The wooden plank map hidden within both Resolute Desks that leads to the location of Cíbola would have been of no use to the Confederacy, as the desks were constructed and delivered between the years 1879 and 1880, some 15 years after the American Civil War concluded and the disbandment of the Confederate states. Similarly, the clues left by Édouard Laboulaye would have been equally of no use, as the earliest models of the Statue of Liberty and all subsequent replicas were all constructed no earlier than 1875, 10 years after the end of the Civil War.

==Future==
In May 2008 Jon Turteltaub confirmed that there would be additional National Treasure movies, but acknowledged that the creative team would take their time on the second sequel. That same year, The Walt Disney Company registered the IP for the domain names for future films.

In October 2013, Turteltaub stated that all individuals involved with the first two movies want to make a third film. He further stated that the delays have been due to working out the script, and that he expected the film to begin production in 2015. By 2014, producer Jerry Bruckheimer announced that a new team of writers were working on the script.

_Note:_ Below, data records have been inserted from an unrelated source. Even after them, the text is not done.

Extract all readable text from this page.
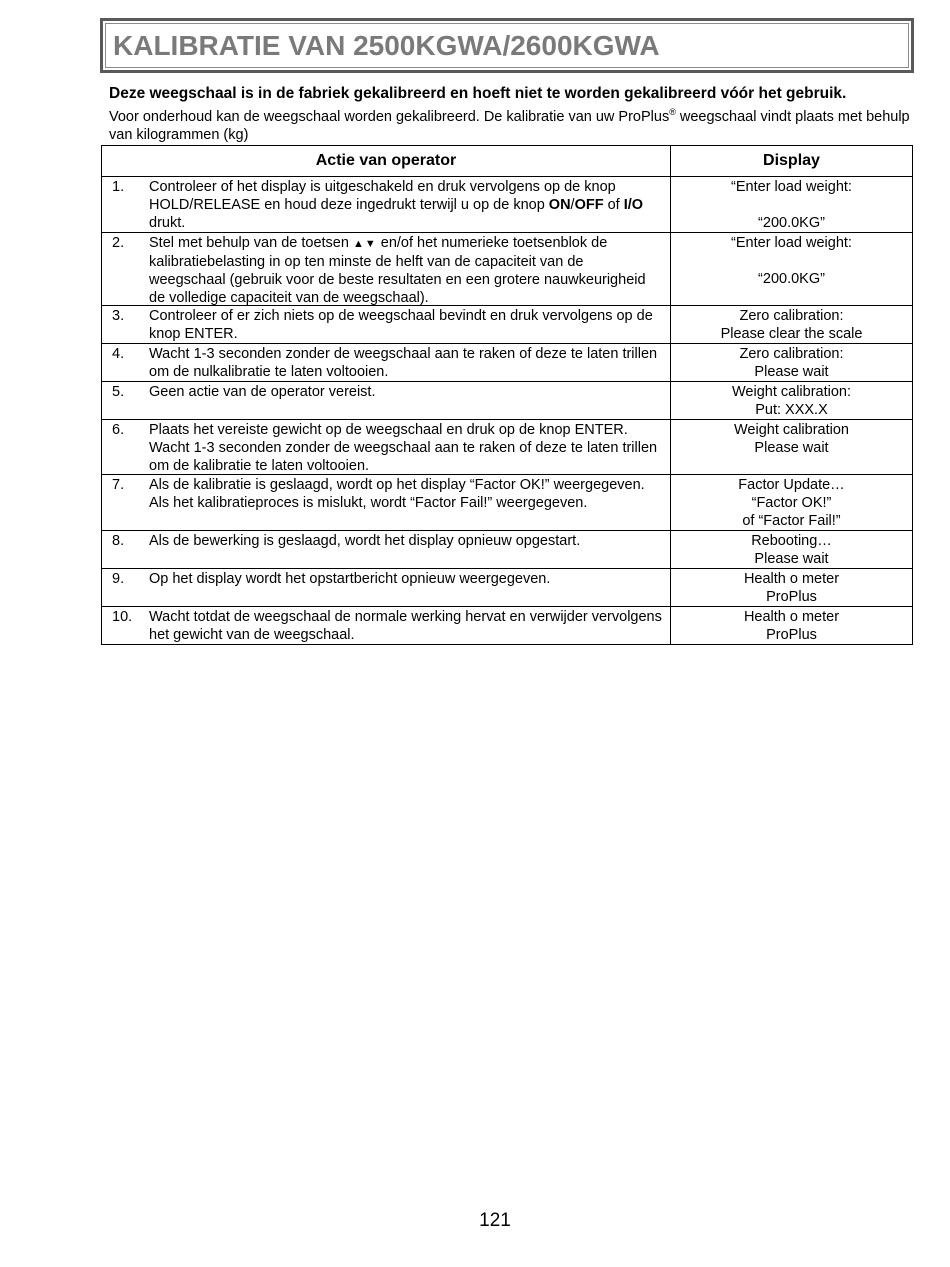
KALIBRATIE VAN 2500KGWA/2600KGWA
Deze weegschaal is in de fabriek gekalibreerd en hoeft niet te worden gekalibreerd vóór het gebruik.
Voor onderhoud kan de weegschaal worden gekalibreerd. De kalibratie van uw ProPlus® weegschaal vindt plaats met behulp van kilogrammen (kg)
Actie van operator	Display

1. Controleer of het display is uitgeschakeld en druk vervolgens op de knop HOLD/RELEASE en houd deze ingedrukt terwijl u op de knop ON/OFF of I/O drukt.	“Enter load weight:
“200.0KG”

2. Stel met behulp van de toetsen ▲▼ en/of het numerieke toetsenblok de kalibratiebelasting in op ten minste de helft van de capaciteit van de weegschaal (gebruik voor de beste resultaten en een grotere nauwkeurigheid de volledige capaciteit van de weegschaal).	“Enter load weight:
“200.0KG”

3. Controleer of er zich niets op de weegschaal bevindt en druk vervolgens op de knop ENTER.	Zero calibration:
Please clear the scale

4. Wacht 1-3 seconden zonder de weegschaal aan te raken of deze te laten trillen om de nulkalibratie te laten voltooien.	Zero calibration:
Please wait

5. Geen actie van de operator vereist.	Weight calibration:
Put: XXX.X

6. Plaats het vereiste gewicht op de weegschaal en druk op de knop ENTER. Wacht 1-3 seconden zonder de weegschaal aan te raken of deze te laten trillen om de kalibratie te laten voltooien.	Weight calibration
Please wait

7. Als de kalibratie is geslaagd, wordt op het display “Factor OK!” weergegeven. Als het kalibratieproces is mislukt, wordt “Factor Fail!” weergegeven.	Factor Update…
“Factor OK!”
of “Factor Fail!”

8. Als de bewerking is geslaagd, wordt het display opnieuw opgestart.	Rebooting…
Please wait

9. Op het display wordt het opstartbericht opnieuw weergegeven.	Health o meter
ProPlus

10. Wacht totdat de weegschaal de normale werking hervat en verwijder vervolgens het gewicht van de weegschaal.	Health o meter
ProPlus
121
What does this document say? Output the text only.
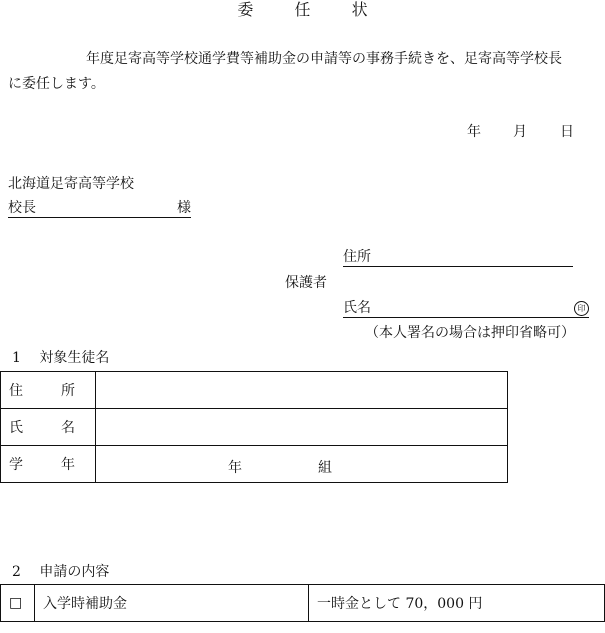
委	任	状
年度足寄高等学校通学費等補助金の申請等の事務手続きを、足寄高等学校長
に委任します。
年 月 日
北海道足寄高等学校
校長	様
住所
保護者
氏名	印
（本人署名の場合は押印省略可）
1 対象生徒名
住 所	

氏 名	

学 年	年 組
2 申請の内容
□	入学時補助金	一時金として 70，000 円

In May 2016, Nicolas Cage confirmed that the script was still being sorted out. By September 2017, it was revealed that a script had been finished, but that the executives at Walt Disney Studios Motion Pictures were not satisfied with the story. In July 2018, Turteltaub stated that the script was "close", but the studios still weren't going to green-light production yet.

In January 2020, after years of development hell, it was announced that a third film was officially moving forward with a script from Chris Bremner. Jerry Bruckheimer was set to return as producer and the original cast was expected to return as well.

In April 2022, Nicolas Cage was hosting an AMA (Ask Me Anything) thread on Reddit where he commented on the possibility of future installments: "No, the priority was to turn it into a TV show so I would say probably not."

At the D23 Expo of September 2022 it was announced a sequel TV series would be released on the Disney+ streaming service. The title of the series was also confirmed to be National Treasure: Edge of History. Lisette Alexis was confirmed to play the lead role of Jess, a 20-year old DREAMer who sets out on an adventure to uncover her family's history. Cage confirmed he would not be reprising his role for the series. Jerry Bruckheimer was confirmed to serve as executive producer for the series. The series had a two-episode premiere on December 14, 2022.